Prime Minister Scott Morrison said for “good faith discussions” to proceed it was “important that that provision no longer be pursued”.
“Where things can’t get done and the Parliament doesn’t support things, then why would we put people through that process?” he said on Tuesday.
The proposal was savaged by Labor, which claimed it paved the way for worker pay cuts.
The party insisted it would not support the omnibus bill regardless of whether the BOOT plan was removed.
Opposition leader Anthony Albanese revealed his own vision for the Australian workplace last week, including a limit on the number of consecutive short-term contracts, and plans to explore portable leave entitlements for people in insecure work.
Labor industrial relations spokesman Tony Burke said the backdown was borne of “political expediency”.
“Scott Morrison and Christian Porter have made it clear they are only ditching their plan to scrap the Better Off Overall Test because they cannot get it through the Parliament – not because they recognise it’s unfair,” he said.
But Mr Morrison accused the opposition of deliberately railroading productive discussions on industrial relations.
“The Labor Party hasn’t sought to engage with us at all. We got more engagement from the unions than we did with the Labor Party,” he said.
“The question now is, given that seemed to be the issue they had, why are they now going to vote against a bill that actually ensures people get paid?”

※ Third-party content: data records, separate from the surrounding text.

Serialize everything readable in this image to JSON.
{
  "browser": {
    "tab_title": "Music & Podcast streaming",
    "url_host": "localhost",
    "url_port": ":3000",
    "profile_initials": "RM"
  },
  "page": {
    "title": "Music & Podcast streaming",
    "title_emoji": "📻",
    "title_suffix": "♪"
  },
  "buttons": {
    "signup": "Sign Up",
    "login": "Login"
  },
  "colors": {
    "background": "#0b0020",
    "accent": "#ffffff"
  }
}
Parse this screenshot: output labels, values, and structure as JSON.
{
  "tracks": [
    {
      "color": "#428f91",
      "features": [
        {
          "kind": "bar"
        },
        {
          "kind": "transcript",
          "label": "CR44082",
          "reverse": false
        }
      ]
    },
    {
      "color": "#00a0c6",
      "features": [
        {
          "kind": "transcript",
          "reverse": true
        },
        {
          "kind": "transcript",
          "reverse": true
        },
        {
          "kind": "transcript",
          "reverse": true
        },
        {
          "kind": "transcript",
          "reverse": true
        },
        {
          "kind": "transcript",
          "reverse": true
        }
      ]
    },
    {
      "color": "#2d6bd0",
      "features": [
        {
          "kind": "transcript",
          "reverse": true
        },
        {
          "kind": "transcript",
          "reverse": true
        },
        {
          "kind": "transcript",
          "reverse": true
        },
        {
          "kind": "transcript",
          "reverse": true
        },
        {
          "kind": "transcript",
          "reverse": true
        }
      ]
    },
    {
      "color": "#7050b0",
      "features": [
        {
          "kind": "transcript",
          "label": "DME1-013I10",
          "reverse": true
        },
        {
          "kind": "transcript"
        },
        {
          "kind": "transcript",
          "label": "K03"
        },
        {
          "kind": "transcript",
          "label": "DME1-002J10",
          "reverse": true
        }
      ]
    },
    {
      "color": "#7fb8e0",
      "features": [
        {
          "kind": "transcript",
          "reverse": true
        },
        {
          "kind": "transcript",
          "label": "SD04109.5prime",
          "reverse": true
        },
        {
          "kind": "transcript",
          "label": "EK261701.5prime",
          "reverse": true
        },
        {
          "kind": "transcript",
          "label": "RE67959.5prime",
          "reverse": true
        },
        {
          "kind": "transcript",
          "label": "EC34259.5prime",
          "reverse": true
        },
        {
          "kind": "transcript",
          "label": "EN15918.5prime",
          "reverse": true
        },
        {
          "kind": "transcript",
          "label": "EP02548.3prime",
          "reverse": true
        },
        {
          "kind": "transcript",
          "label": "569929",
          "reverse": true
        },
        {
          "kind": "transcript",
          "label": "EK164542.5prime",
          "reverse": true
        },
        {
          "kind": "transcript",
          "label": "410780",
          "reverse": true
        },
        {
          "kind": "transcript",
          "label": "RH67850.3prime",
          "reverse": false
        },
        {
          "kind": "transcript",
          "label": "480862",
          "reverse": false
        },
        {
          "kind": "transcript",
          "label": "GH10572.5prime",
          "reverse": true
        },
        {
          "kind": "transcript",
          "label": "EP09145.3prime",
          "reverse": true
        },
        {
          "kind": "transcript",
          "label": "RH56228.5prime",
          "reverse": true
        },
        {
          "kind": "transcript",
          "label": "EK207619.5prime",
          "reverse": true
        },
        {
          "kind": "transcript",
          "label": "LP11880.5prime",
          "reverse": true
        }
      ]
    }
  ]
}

Mr Porter revealed the move might be necessary last week, saying the BOOT was “certainly featuring in the debate a fair amount”.
“I’m not pretending it hasn’t been raised by them,” he told Sky News.
“There’s enormous enthusiasm for some parts of the bill, less for others.
“That’s the process that we go through with the crossbench on virtually every bill that we want to see have secure passage through the Senate.”